The more that I think about it whenever she does get brought up, or something gets brought up that makes this relevant, the more I wonder: if my mother had apologized for anything that she did to Bub, would I have forgiven her for it? I mean, the entire point is moot because she never did. Given what she said and did to him, forgiving her for all of that after a simple apology would have been quite the tall order… and as I think about it from time to time, I’ve come to realize that forgiving her for that might not be “my job” to do. Furthermore, it would have been something that I would have wanted to stay out of if possible — I would have wanted her to apologize to Bub for what she did to him, because she did everything mentioned to him.
But with my own personal opinions on the matter though, I’m not sure that I could personally have forgiven her myself for the repeated transgressions that she made. This wasn’t just one thing that she did to my child.
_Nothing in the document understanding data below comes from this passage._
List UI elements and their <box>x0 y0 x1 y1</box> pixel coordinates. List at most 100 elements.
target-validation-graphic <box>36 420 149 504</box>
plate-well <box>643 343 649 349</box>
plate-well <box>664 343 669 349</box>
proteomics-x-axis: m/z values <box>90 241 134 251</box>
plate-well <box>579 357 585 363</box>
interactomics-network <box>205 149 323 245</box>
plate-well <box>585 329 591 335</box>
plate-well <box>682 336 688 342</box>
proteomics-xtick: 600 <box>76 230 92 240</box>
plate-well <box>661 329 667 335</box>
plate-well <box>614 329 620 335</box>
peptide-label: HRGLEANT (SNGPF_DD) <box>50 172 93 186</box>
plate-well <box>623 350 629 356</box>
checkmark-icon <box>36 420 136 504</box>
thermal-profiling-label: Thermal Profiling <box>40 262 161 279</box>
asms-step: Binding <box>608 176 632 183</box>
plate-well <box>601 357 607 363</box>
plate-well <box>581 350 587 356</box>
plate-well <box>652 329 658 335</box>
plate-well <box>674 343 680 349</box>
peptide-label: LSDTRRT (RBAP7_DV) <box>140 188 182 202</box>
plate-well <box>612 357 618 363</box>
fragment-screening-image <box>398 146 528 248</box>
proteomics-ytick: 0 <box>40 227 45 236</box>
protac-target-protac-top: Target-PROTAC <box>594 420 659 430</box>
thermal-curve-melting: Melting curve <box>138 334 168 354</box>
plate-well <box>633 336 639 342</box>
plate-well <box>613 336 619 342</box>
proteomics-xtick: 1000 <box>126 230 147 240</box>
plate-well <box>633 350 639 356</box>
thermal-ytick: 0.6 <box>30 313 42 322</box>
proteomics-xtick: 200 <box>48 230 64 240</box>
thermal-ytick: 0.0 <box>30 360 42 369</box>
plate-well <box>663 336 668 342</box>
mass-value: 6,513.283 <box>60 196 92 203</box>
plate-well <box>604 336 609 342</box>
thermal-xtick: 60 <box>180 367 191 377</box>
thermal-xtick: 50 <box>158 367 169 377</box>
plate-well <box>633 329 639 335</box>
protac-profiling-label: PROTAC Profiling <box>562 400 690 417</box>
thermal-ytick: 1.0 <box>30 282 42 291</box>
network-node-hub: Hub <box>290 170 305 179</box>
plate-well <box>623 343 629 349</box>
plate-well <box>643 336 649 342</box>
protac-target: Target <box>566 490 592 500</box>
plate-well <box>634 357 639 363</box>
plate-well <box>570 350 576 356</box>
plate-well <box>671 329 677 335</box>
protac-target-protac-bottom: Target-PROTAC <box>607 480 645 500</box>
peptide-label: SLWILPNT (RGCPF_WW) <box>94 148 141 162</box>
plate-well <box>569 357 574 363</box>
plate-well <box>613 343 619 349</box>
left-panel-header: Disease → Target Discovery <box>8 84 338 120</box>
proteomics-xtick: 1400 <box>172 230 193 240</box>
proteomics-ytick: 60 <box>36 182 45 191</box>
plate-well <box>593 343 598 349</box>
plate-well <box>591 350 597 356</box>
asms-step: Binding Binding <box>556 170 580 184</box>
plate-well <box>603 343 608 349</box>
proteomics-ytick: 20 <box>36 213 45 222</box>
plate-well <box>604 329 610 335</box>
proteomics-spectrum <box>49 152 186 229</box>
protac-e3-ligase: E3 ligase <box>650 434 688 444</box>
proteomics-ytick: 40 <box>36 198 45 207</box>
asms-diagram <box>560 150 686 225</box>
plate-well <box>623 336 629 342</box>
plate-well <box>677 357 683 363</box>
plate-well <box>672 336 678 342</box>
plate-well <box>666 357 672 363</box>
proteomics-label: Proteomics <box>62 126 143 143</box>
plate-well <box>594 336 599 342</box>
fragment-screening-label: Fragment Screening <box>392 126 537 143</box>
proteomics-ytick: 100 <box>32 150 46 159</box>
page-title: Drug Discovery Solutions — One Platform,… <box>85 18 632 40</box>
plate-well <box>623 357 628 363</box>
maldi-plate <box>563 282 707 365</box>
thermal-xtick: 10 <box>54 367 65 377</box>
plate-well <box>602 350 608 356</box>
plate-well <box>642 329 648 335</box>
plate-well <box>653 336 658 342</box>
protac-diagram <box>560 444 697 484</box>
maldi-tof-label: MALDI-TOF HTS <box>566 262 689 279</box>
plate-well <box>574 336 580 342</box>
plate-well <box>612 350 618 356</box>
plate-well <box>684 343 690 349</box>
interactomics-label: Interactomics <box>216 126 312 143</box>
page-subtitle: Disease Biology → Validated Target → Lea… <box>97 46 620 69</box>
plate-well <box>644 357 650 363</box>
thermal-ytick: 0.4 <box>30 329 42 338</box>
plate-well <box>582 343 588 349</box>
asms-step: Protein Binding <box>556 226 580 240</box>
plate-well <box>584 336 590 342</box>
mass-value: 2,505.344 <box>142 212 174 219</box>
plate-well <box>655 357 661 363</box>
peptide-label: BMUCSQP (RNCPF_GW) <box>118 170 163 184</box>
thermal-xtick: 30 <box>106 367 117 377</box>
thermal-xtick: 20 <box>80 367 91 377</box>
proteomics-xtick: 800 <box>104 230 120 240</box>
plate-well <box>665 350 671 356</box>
This was a series of things that she did to my child, and an initial refusal to apologize to him because he was not “worth it” in her eyes. So even if she had eventually “come around” for whatever reason, even if that reason was a fear of leaving things unsaid before death, I’m not sure that I could have gotten over that for anyone’s sake. And I didn’t feel like I owed her an apology because of her health, even because she was probably going to die soon. Talking to friends of mine that cared for individuals who were diagnosed with dementia at varying points, a lot of them said that her behavior was indicative of someone who had dementia, and that this might have meant that she had these opinions about Bub for a lot longer than we could ever have known about… and this made it all the worse to me. If she had been able to hide “her true feelings” about my child for years, until her health had degenerated to the point where she no longer could, that made it even worse. And you know what? My friends were probably right. It just made a lot of sense…
I would then have had to question her apology and whether or not it was sincere, or whether she was just apologizing to me thinking that she had to tell me what I wanted to hear, or whether or not she was apologizing to me “to tie up loose ends”. That was another thing. I would always have wondered about it.